What are the most common comorbid conditions in Down’s syndrome?

The table details our recommendations for evaluation of comorbid conditions and their frequency.

Suggestions for periodic screening of various health domains

View this table:


Hypothyroidism is present in 15-37% of people of all ages with Down’s syndrome.18 26 44 64 It presents with symptoms such as fatigue, weight gain, decreased interest in activities, or a decline in skills.2 27 81 Hyperthyroidism is slightly more common in people with Down’s syndrome (0.65%) than in the general population, presenting with weight loss, heat intolerance, and irritability.65 Currently accepted guidelines advocate annual thyroid function tests.2 35

Obesity is widespread in people with Down’s syndrome,26 likely due to lower activity levels82 and a lower metabolic rate,83 84 making exercise and energy restriction critical in maintaining a healthy weight.
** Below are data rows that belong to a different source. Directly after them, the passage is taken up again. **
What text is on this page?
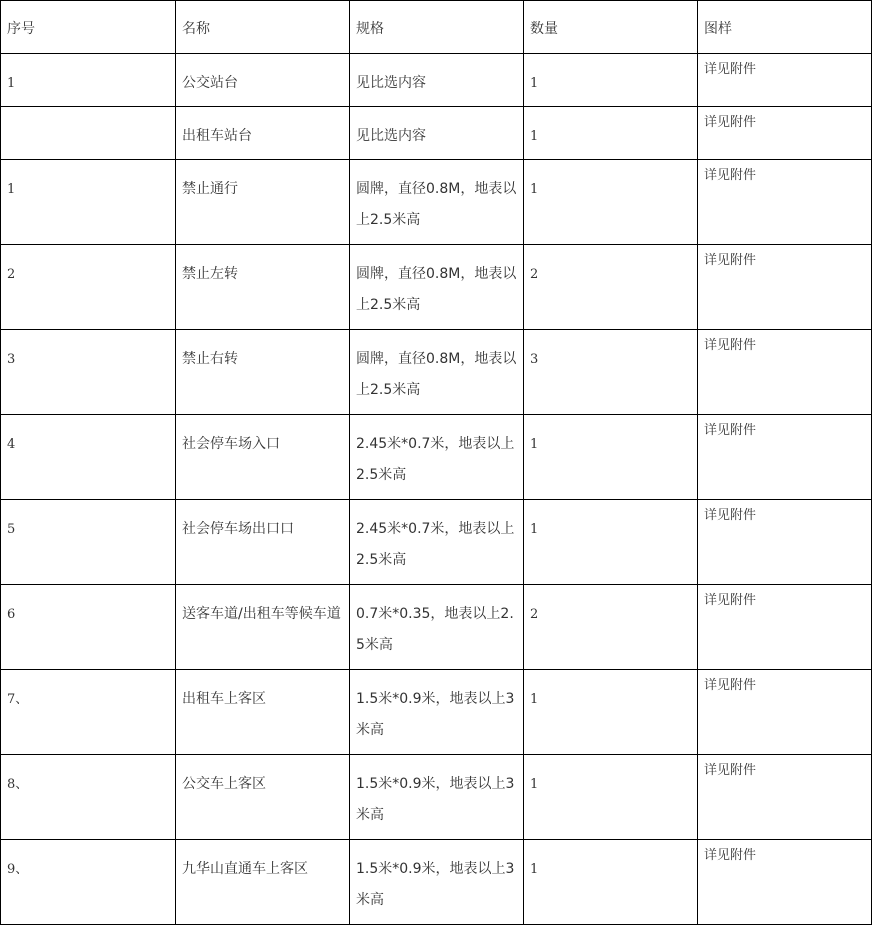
序号	名称	规格	数量	图样
1	公交站台	见比选内容	1	详见附件
	出租车站台	见比选内容	1	详见附件
1	禁止通行	圆牌，直径0.8M，地表以上2.5米高	1	详见附件
2	禁止左转	圆牌，直径0.8M，地表以上2.5米高	2	详见附件
3	禁止右转	圆牌，直径0.8M，地表以上2.5米高	3	详见附件
4	社会停车场入口	2.45米*0.7米，地表以上2.5米高	1	详见附件
5	社会停车场出口口	2.45米*0.7米，地表以上2.5米高	1	详见附件
6	送客车道/出租车等候车道	0.7米*0.35，地表以上2.5米高	2	详见附件
7、	出租车上客区	1.5米*0.9米，地表以上3米高	1	详见附件
8、	公交车上客区	1.5米*0.9米，地表以上3米高	1	详见附件
9、	九华山直通车上客区	1.5米*0.9米，地表以上3米高	1	详见附件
Although exercise does improve muscle strength and balance in this population, significant weight loss requires programs combining interventions in exercise, nutrition, and behavior.70 A comprehensive behavioral management program involving the patient’s family in conjunction with calorie limitations has been shown to be successful for weight loss in the Down’s syndrome population.71

Down’s syndrome is an independent risk factor for osteoporosis.77 85 Incidence of fracture is reported to be as high as 55% (long bones) or 30% (vertebral bodies) in adults with Down’s syndrome over 50 years old.41 78 To prevent such fractures, we recommend screening adults for osteoporosis in their 40s based on these observational studies.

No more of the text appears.